水のゆくえシリーズ第二弾!
短編でさらりと読めて、初めての方でもお楽しみいただけます。
シリーズの導入としても、外伝としても読めます。

水のゆくえシリーズは、和の花とその花言葉をモチーフに、
登場人物ひとりひとりにスポットを当てた死にまつわる切ない物語です。

本作は神社が舞台。
主人公の武家水央(みお)、花の神さま常盤(ときわ)、楽士の五十鈴(いすず)三人が、
神聖な花を摘む犯人を捕まえることに!

春の訪れ、信仰、交わされた約束……。
いくつもの想いの果てに水央たちが辿りつく真実とは――?

試読

 作品内の一部を公開しております。

  鶯神楽 【Sample



収録内容


 今回は神社で起こる事件を水央たちが解決する「鶯神楽」と、少女若菜の家族の悩みのお話「満天星」の二つの短編を収録しています。

鶯神楽
 春の花が咲く頃、突然雪が降り出して春の花がみんな蕾を閉ざしてしまう。
 また、神社で花を摘む何者かの存在を知り、水央は花摘みを捕まえることとなる。水央・常盤・五十鈴の三人は花摘みを捕まえ、古清水に春をもたらすことができるのか。

満天星
 常盤の三女・若菜は今日も川に笹舟を流す。笹舟は、亡き母との大切な思い出だった。
 母と家族を想う少女のお話。


仕様


「水のゆくえ 鶯神楽」


 形態:B6判・二段組み / 44P
 価格:300円
 発行:トナカイの森 / 葛野鹿乃子
 表紙:ミツカドイチイ
 発行日:2018年1月21日
         (第二回文学フリマ京都)







◆本作は水のゆくえシリーズの外伝または導入の短編小説です。
 前作に本編にあたる長編がありますので、ご興味を持たれましたらこちらもご参照いただけると幸いです。
 ⇒水のゆくえシリーズ本編のページは こちら から!


登場人物紹介


水央(みお)

 鎮守の白桜の守り手である武家の当主。明るい性格で人懐こい少年だが、母の死の原因である自分自身に負い目を持ち、生まれてきた意味を求めて思い悩んでいる。十八歳。

常盤(ときわ)

 東方守護の四聖天で、春と生誕を司る神・白蓮。中性的な容貌の美男子で、神として古清水を守ることにひたむき。妻を亡くしている悲しみを他者に見せようとしない。外見二十二歳。

五十鈴(いすず)

 都で人気絶頂の歌姫で、水央と常盤の友人。神に音楽を奉じる使命を持ち、類稀なる才能で使命をこなす。十四歳。

千夜(ちよ)

 白花神社で神に仕える巫女。塞ノ神や四聖天を心底敬愛しており、真摯な信仰心を持つ。水央に花摘みを捕まえてくれるよう頼む。
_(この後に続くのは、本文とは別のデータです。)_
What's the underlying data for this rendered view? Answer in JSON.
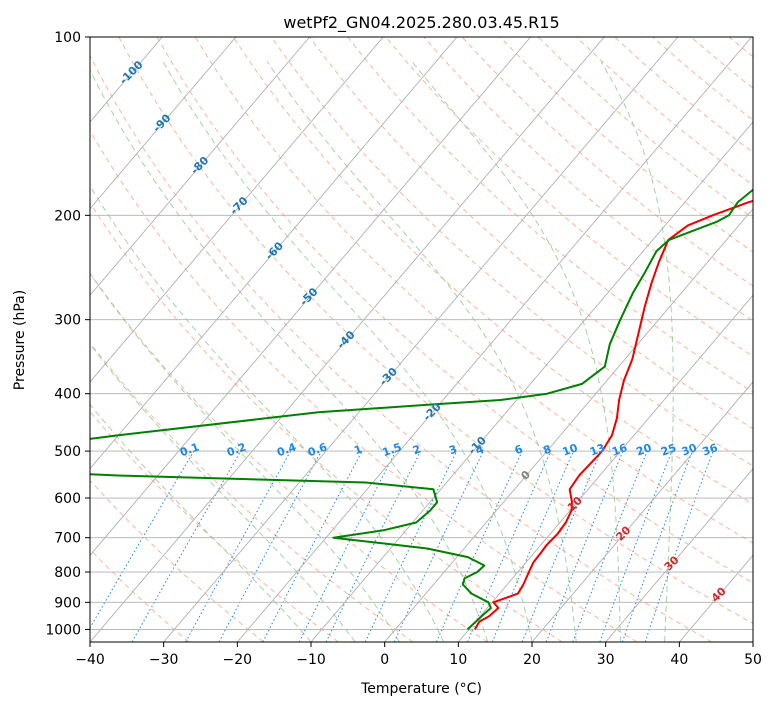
{
  "chart_data": {
    "type": "line",
    "title": "wetPf2_GN04.2025.280.03.45.R15",
    "xlabel": "Temperature (°C)",
    "ylabel": "Pressure (hPa)",
    "x_scale": "linear",
    "y_scale": "log",
    "xlim": [
      -40,
      50
    ],
    "ylim": [
      1050,
      100
    ],
    "x_ticks": [
      "−40",
      "−30",
      "−20",
      "−10",
      "0",
      "10",
      "20",
      "30",
      "40",
      "50"
    ],
    "y_ticks": [
      "100",
      "200",
      "300",
      "400",
      "500",
      "600",
      "700",
      "800",
      "900",
      "1000"
    ],
    "isotherm_labels": [
      "-100",
      "-90",
      "-80",
      "-70",
      "-60",
      "-50",
      "-40",
      "-30",
      "-20",
      "-10",
      "0",
      "10",
      "20",
      "30",
      "40"
    ],
    "mixing_ratio_labels": [
      "0.1",
      "0.2",
      "0.4",
      "0.6",
      "1",
      "1.5",
      "2",
      "3",
      "4",
      "6",
      "8",
      "10",
      "13",
      "16",
      "20",
      "25",
      "30",
      "36"
    ],
    "colors": {
      "temperature": "#ee0000",
      "dewpoint": "#008000",
      "isotherm_cold_label": "#1f77b4",
      "isotherm_warm_label": "#d62728",
      "mixing_ratio": "#1e88e5",
      "dry_adiabat": "#f4a582",
      "moist_adiabat": "#90c890",
      "grid": "#b0b0b0"
    },
    "series": [
      {
        "role": "temperature",
        "points": [
          [
            10.8,
            1000
          ],
          [
            10.5,
            970
          ],
          [
            11.2,
            950
          ],
          [
            11.5,
            920
          ],
          [
            10.2,
            900
          ],
          [
            12.5,
            870
          ],
          [
            12.2,
            840
          ],
          [
            11.5,
            800
          ],
          [
            11,
            770
          ],
          [
            10.9,
            740
          ],
          [
            10.8,
            720
          ],
          [
            11.0,
            690
          ],
          [
            10.8,
            660
          ],
          [
            10.2,
            630
          ],
          [
            9.3,
            610
          ],
          [
            7.5,
            580
          ],
          [
            7.2,
            550
          ],
          [
            7.5,
            500
          ],
          [
            7.0,
            470
          ],
          [
            5.7,
            440
          ],
          [
            3.9,
            410
          ],
          [
            2.3,
            380
          ],
          [
            1.0,
            350
          ],
          [
            -1.6,
            310
          ],
          [
            -3.4,
            285
          ],
          [
            -5.2,
            260
          ],
          [
            -6.6,
            240
          ],
          [
            -7.9,
            220
          ],
          [
            -6.9,
            208
          ],
          [
            -4.7,
            200
          ],
          [
            -1.3,
            190
          ],
          [
            3.7,
            180
          ],
          [
            7.2,
            170
          ],
          [
            9.7,
            155
          ],
          [
            12.2,
            140
          ],
          [
            14.2,
            130
          ],
          [
            15.5,
            120
          ],
          [
            18.9,
            110
          ],
          [
            23.8,
            100
          ]
        ]
      },
      {
        "role": "dewpoint",
        "points": [
          [
            9.8,
            1000
          ],
          [
            10.2,
            950
          ],
          [
            10.5,
            920
          ],
          [
            9.5,
            900
          ],
          [
            6.2,
            870
          ],
          [
            4.0,
            840
          ],
          [
            3.5,
            820
          ],
          [
            4.5,
            800
          ],
          [
            4.7,
            780
          ],
          [
            1.5,
            755
          ],
          [
            -5.0,
            730
          ],
          [
            -19.0,
            700
          ],
          [
            -13.0,
            680
          ],
          [
            -9.5,
            660
          ],
          [
            -9.0,
            630
          ],
          [
            -9.0,
            610
          ],
          [
            -11.0,
            580
          ],
          [
            -21.0,
            565
          ],
          [
            -55.0,
            550
          ],
          [
            -70.0,
            540
          ],
          [
            -70.0,
            490
          ],
          [
            -60.0,
            470
          ],
          [
            -35.5,
            430
          ],
          [
            -22.0,
            418
          ],
          [
            -12.2,
            410
          ],
          [
            -6.6,
            400
          ],
          [
            -3.0,
            385
          ],
          [
            -1.9,
            360
          ],
          [
            -3.8,
            330
          ],
          [
            -5.2,
            300
          ],
          [
            -6.6,
            270
          ],
          [
            -7.3,
            250
          ],
          [
            -8.2,
            230
          ],
          [
            -7.8,
            220
          ],
          [
            -3.4,
            205
          ],
          [
            -2.5,
            200
          ],
          [
            -2.8,
            190
          ],
          [
            -2.1,
            180
          ],
          [
            0.2,
            165
          ],
          [
            3.3,
            150
          ],
          [
            6.8,
            135
          ],
          [
            10.7,
            120
          ],
          [
            13.8,
            110
          ],
          [
            15.0,
            100
          ]
        ]
      }
    ],
    "grid": true
  }
}
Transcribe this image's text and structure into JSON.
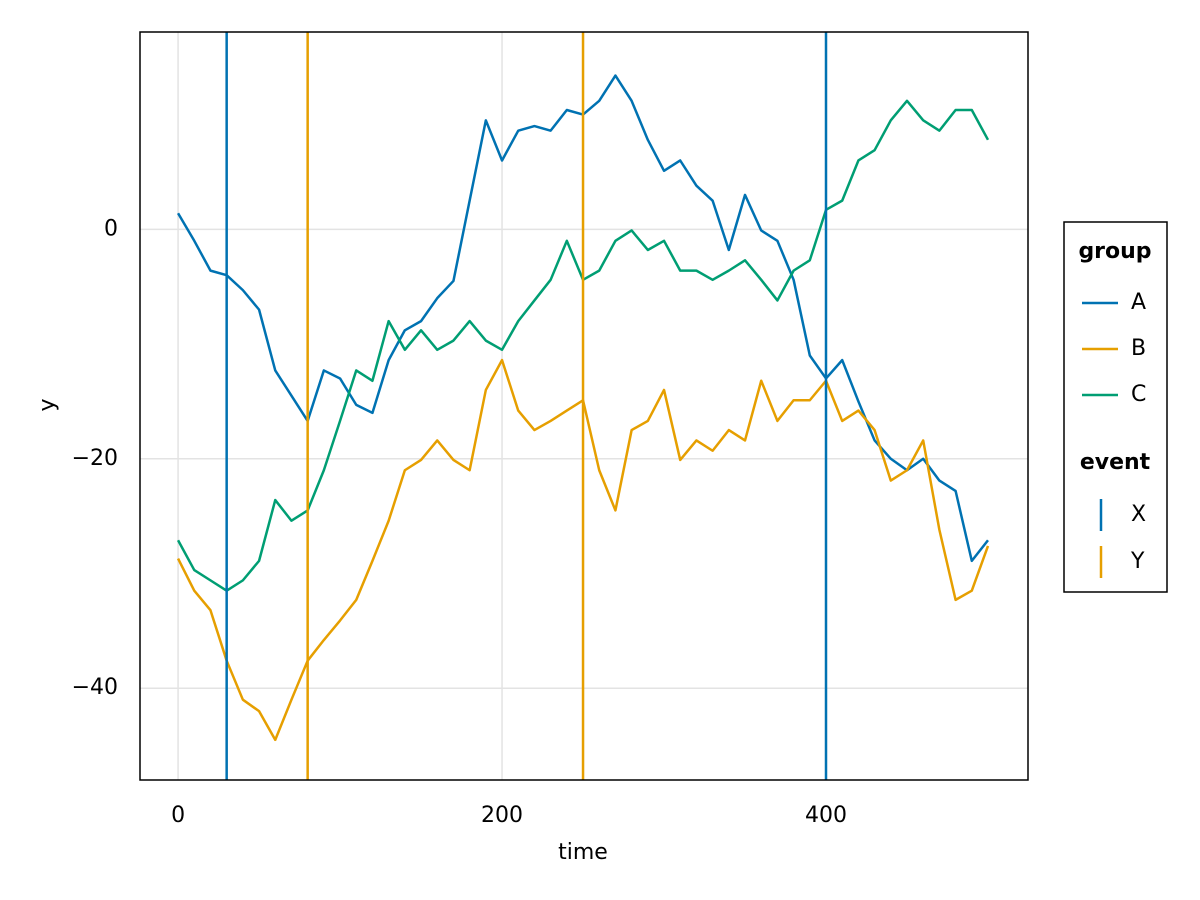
{
  "chart_data": {
    "type": "line",
    "xlabel": "time",
    "ylabel": "y",
    "x": [
      0,
      10,
      20,
      30,
      40,
      50,
      60,
      70,
      80,
      90,
      100,
      110,
      120,
      130,
      140,
      150,
      160,
      170,
      180,
      190,
      200,
      210,
      220,
      230,
      240,
      250,
      260,
      270,
      280,
      290,
      300,
      310,
      320,
      330,
      340,
      350,
      360,
      370,
      380,
      390,
      400,
      410,
      420,
      430,
      440,
      450,
      460,
      470,
      480,
      490,
      500
    ],
    "series": [
      {
        "name": "A",
        "color": "#0072b2",
        "values": [
          1.4,
          -1,
          -3.6,
          -4,
          -5.3,
          -7,
          -12.3,
          -14.5,
          -16.7,
          -12.3,
          -13,
          -15.3,
          -16,
          -11.4,
          -8.8,
          -8,
          -6,
          -4.5,
          2.5,
          9.5,
          6,
          8.6,
          9,
          8.6,
          10.4,
          10,
          11.2,
          13.4,
          11.2,
          7.8,
          5.1,
          6,
          3.8,
          2.5,
          -1.8,
          3,
          -0.1,
          -1,
          -4.4,
          -11,
          -13,
          -11.4,
          -15,
          -18.4,
          -20,
          -21,
          -20,
          -21.9,
          -22.8,
          -28.9,
          -27.1
        ]
      },
      {
        "name": "B",
        "color": "#e69f00",
        "values": [
          -28.7,
          -31.5,
          -33.2,
          -37.6,
          -41,
          -42,
          -44.5,
          -41,
          -37.6,
          -35.8,
          -34.1,
          -32.3,
          -28.9,
          -25.4,
          -21,
          -20.1,
          -18.4,
          -20.1,
          -21,
          -14,
          -11.4,
          -15.8,
          -17.5,
          -16.7,
          -15.8,
          -14.9,
          -21,
          -24.5,
          -17.5,
          -16.7,
          -14,
          -20.1,
          -18.4,
          -19.3,
          -17.5,
          -18.4,
          -13.2,
          -16.7,
          -14.9,
          -14.9,
          -13.2,
          -16.7,
          -15.8,
          -17.5,
          -21.9,
          -21,
          -18.4,
          -26.2,
          -32.3,
          -31.5,
          -27.6
        ]
      },
      {
        "name": "C",
        "color": "#009e73",
        "values": [
          -27.1,
          -29.7,
          -30.6,
          -31.5,
          -30.6,
          -28.9,
          -23.6,
          -25.4,
          -24.5,
          -21,
          -16.7,
          -12.3,
          -13.2,
          -8,
          -10.5,
          -8.8,
          -10.5,
          -9.7,
          -8,
          -9.7,
          -10.5,
          -8,
          -6.2,
          -4.4,
          -1,
          -4.4,
          -3.6,
          -1,
          -0.1,
          -1.8,
          -1,
          -3.6,
          -3.6,
          -4.4,
          -3.6,
          -2.7,
          -4.4,
          -6.2,
          -3.6,
          -2.7,
          1.7,
          2.5,
          6,
          6.9,
          9.5,
          11.2,
          9.5,
          8.6,
          10.4,
          10.4,
          7.8
        ]
      }
    ],
    "events": [
      {
        "name": "X",
        "color": "#0072b2",
        "x": [
          30,
          400
        ]
      },
      {
        "name": "Y",
        "color": "#e69f00",
        "x": [
          80,
          250
        ]
      }
    ],
    "legend_titles": [
      "group",
      "event"
    ],
    "legend": "right",
    "xlim": [
      -23.5,
      524.7
    ],
    "ylim": [
      -48,
      17.2
    ],
    "xticks": [
      0,
      200,
      400
    ],
    "yticks": [
      {
        "value": -40,
        "label": "−40"
      },
      {
        "value": -20,
        "label": "−20"
      },
      0
    ],
    "grid": true
  }
}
二十七歳。

若菜(わかな)

 常盤の三女で、明るく無垢な美少女。才能溢れる姉二人と不器用な自分を比べ、幼い頃に亡くした母親に会いたがっている。外見十二歳。


世界観・用語解説


古清水(こしみず)

 本作の舞台。豊富な水源によって豊かな自然と深い実りを持つ土地。
 海や山に囲われており、人々は都の内に暮らしている。

白花神社

 都の東側にある、四聖天と塞ノ神(白い花)を祀った神社。
 神々の恩恵によって生きている都の人々は、神社への参拝を欠かさない。

塞ノ神(さいのかみ)

 白い花のこと。土地を清め、有事の際には辺り一帯の生命を守る土地神である。
 四聖天白蓮のしもべ。

鎮守の白桜

 都の鎮守とされる、古くて巨大な枝垂れ桜。花守の武家である水央が守っている塞ノ神。

四聖天(しせいてん)

 古清水を守る四柱の神。それぞれ四方と季節を司り、古清水に豊穣をもたらしている。白蓮、龍王、宝貝、白鷺の四柱。
 白蓮(はくれん)である常盤は、東方守護で古清水の主神。
 白い蓮の化身で、すべての塞ノ神の主である。生き物の生誕と春を司る豊穣神。

花咲きの楽人

 力が弱まって咲かない塞ノ神を咲かせる楽人一族のこと。
 その末裔の五十鈴は、音楽で神を慰める神社で神前奉納を行っている。

霊獣

 白い身体を持つ生き物の総称。知性と理性を持ち、人に化身することもできる。
 ほとんどが四聖天に仕えている。